Читать и плакать — это все, что они теперь могут делать.


Then share thy pain, allow that sad relief;
Тогда раздели свою боль, позволь этому печальному облегчению;
Ah, more than share it! give me all thy grief.
Ах, более чем поделиться! отдай мне все свое горе.
Heav'n first taught letters for some wretch's aid,
Небеса впервые научили письму для помощи какому-то несчастному,
Some banish'd lover, or some captive maid;
Какой-нибудь изгнанный любовник или пленная дева;
They live, they speak, they breathe what love inspires,
Они живут, говорят, дышат тем, что вдохновляет любовь,
Warm from the soul, and faithful to its fires,
Теплый от души и верный своему огню,
The virgin's wish without her fears impart,
Желание девы без ее страхов передать,
Excuse the blush, and pour out all the heart,
Прости за румянец, и излей всю душу,
Speed the soft intercourse from soul to soul,
Ускорьте нежное общение от души к душе,
And waft a sigh from Indus to the Pole.
И донести вздох от Инда до полюса.


Thou know'st how guiltless first I met thy flame,
Ты знаешь, как невиновен я в первый раз, когда встретил твое пламя,
When Love approach'd me under Friendship's name;
Когда Любовь приблизилась ко мне под именем Дружбы;
My fancy form'd thee of angelic kind,
Моя фантазия создала тебя ангельского вида,
Some emanation of th' all-beauteous Mind.
Некая эманация прекрасного Разума.
Those smiling eyes, attemp'ring ev'ry day,
Эти улыбающиеся глаза, пытающиеся каждый день,
Shone sweetly lambent with celestial day.
Сияло сладко сиянием небесного дня.
Guiltless I gaz'd; heav'n listen'd while you sung;
Невиновный я смотрел; Он слушал, пока ты пел;
And truths divine came mended from that tongue.
И божественные истины пришли исправленными из этого языка.
From lips like those what precept fail'd to move?
Какая заповедь не слетела с таких уст?
Too soon they taught me 'twas no sin to love.
Слишком скоро меня научили, что любить не грех.
Back through the paths of pleasing sense I ran,
Назад по путям приятных чувств я бежал,
Nor wish'd an Angel whom I lov'd a Man.
И не пожелал бы Ангелу, которого я любил, Человека.
Dim and remote the joys of saints I see;
Тусклые и далекие радости святых вижу я;
Nor envy them, that heav'n I lose for thee.
И не завидуй им, потому что ради тебя я теряю небо.

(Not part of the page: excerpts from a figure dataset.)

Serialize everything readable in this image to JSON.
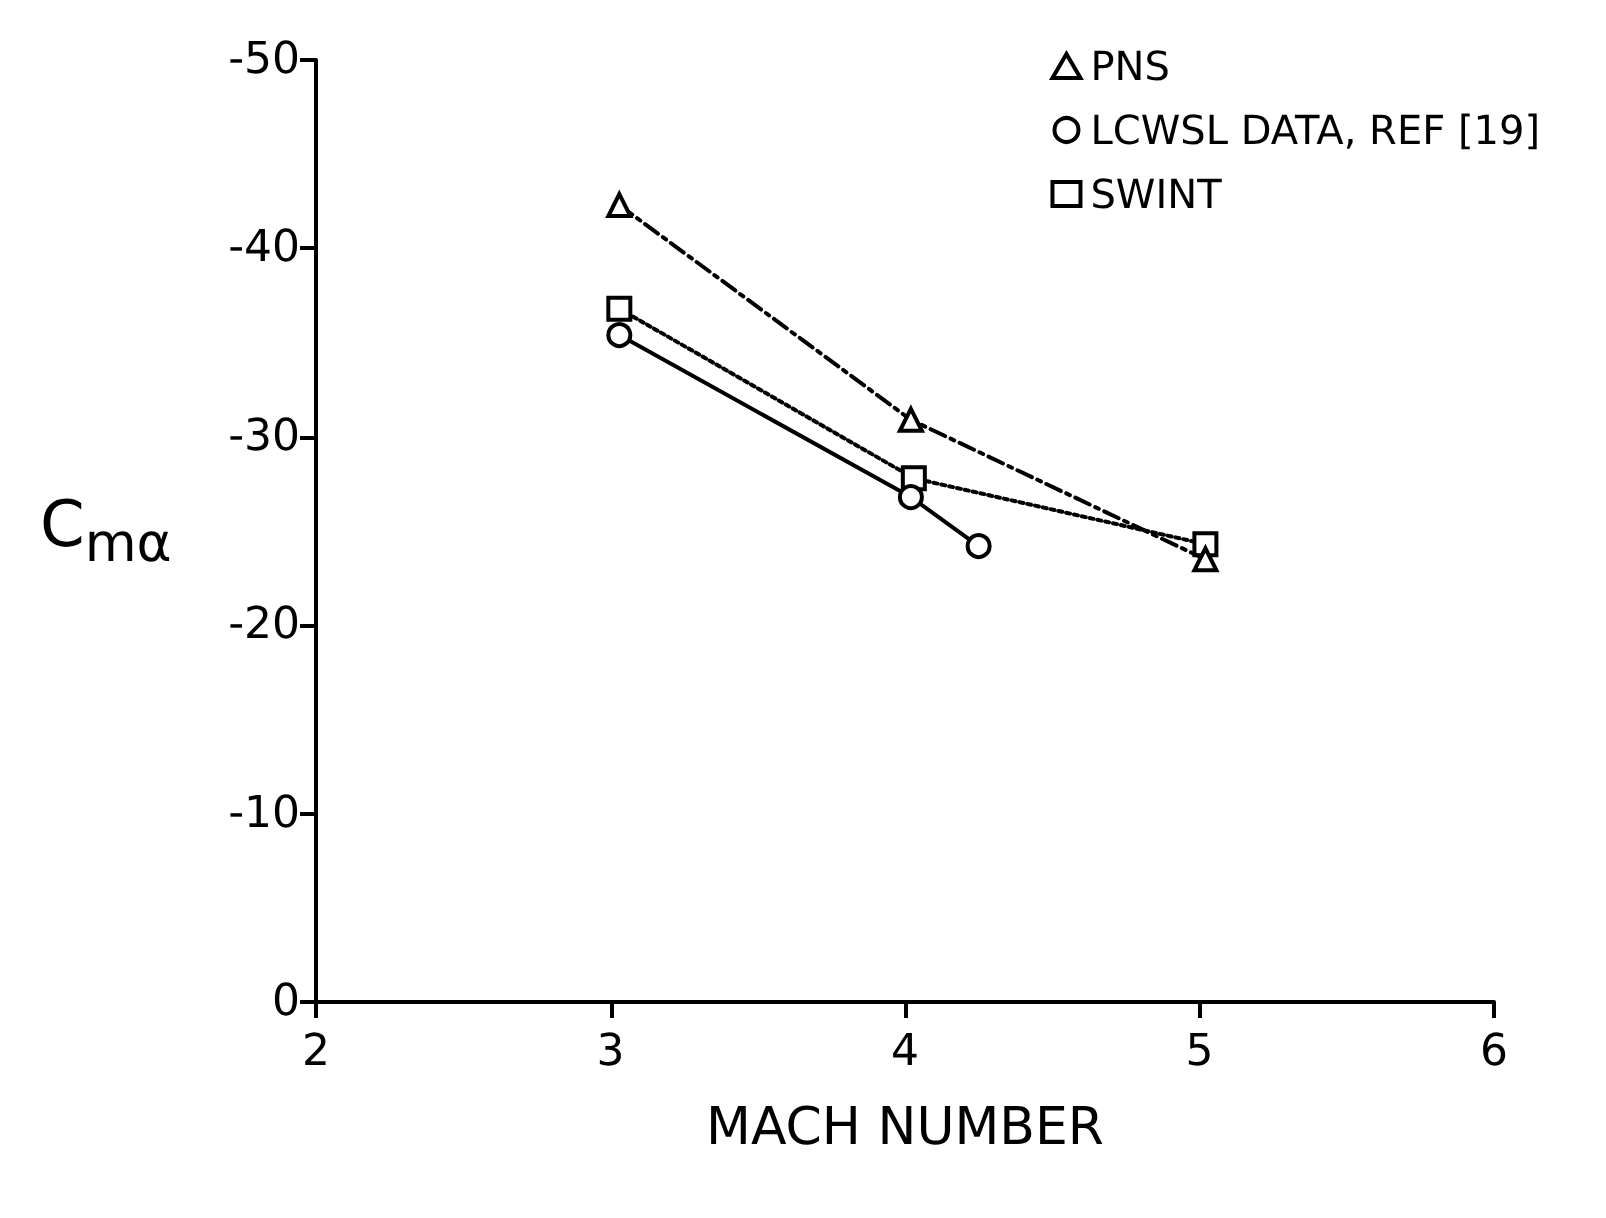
{
  "chart_data": {
    "type": "line",
    "xlabel": "MACH NUMBER",
    "ylabel": "C$_{mα}$",
    "xlim": [
      2,
      6
    ],
    "xticks": [
      2,
      3,
      4,
      5,
      6
    ],
    "ylim": [
      0,
      -50
    ],
    "yticks": [
      0,
      -10,
      -20,
      -30,
      -40,
      -50
    ],
    "grid": false,
    "legend": "top right",
    "series": [
      {
        "name": "PNS",
        "color": "#000000",
        "marker": "triangle",
        "line_style": "dashdot",
        "x": [
          3.03,
          4.02,
          5.02
        ],
        "values": [
          -42.3,
          -30.9,
          -23.5
        ]
      },
      {
        "name": "LCWSL DATA, REF [19]",
        "color": "#000000",
        "marker": "circle",
        "line_style": "solid",
        "x": [
          3.03,
          4.02,
          4.25
        ],
        "values": [
          -35.4,
          -26.8,
          -24.2
        ]
      },
      {
        "name": "SWINT",
        "color": "#000000",
        "marker": "square",
        "line_style": "dotted",
        "x": [
          3.03,
          4.03,
          5.02
        ],
        "values": [
          -36.8,
          -27.8,
          -24.3
        ]
      }
    ]
  }
}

How oft, when press'd to marriage, have I said,
Как часто, когда меня принуждали к браку, я говорил:
Curse on all laws but those which love has made!
Проклятие всем законам, кроме тех, которые созданы любовью!
Love, free as air, at sight of human ties,
Любовь, свободная, как воздух, при виде человеческих связей,
Spreads his light wings, and in a moment flies,
Расправляет легкие крылья и вмиг летит,
Let wealth, let honour, wait the wedded dame,
Пусть богатство, пусть честь подождут замужнюю даму,
August her deed, and sacred be her fame;
Прославьте ее поступок, и да будет священна ее слава;
Before true passion all those views remove,
Прежде настоящей страсти удаляются все эти взгляды,
Fame, wealth, and honour! what are you to Love?
Слава, богатство и честь! что ты такое, чтобы любить?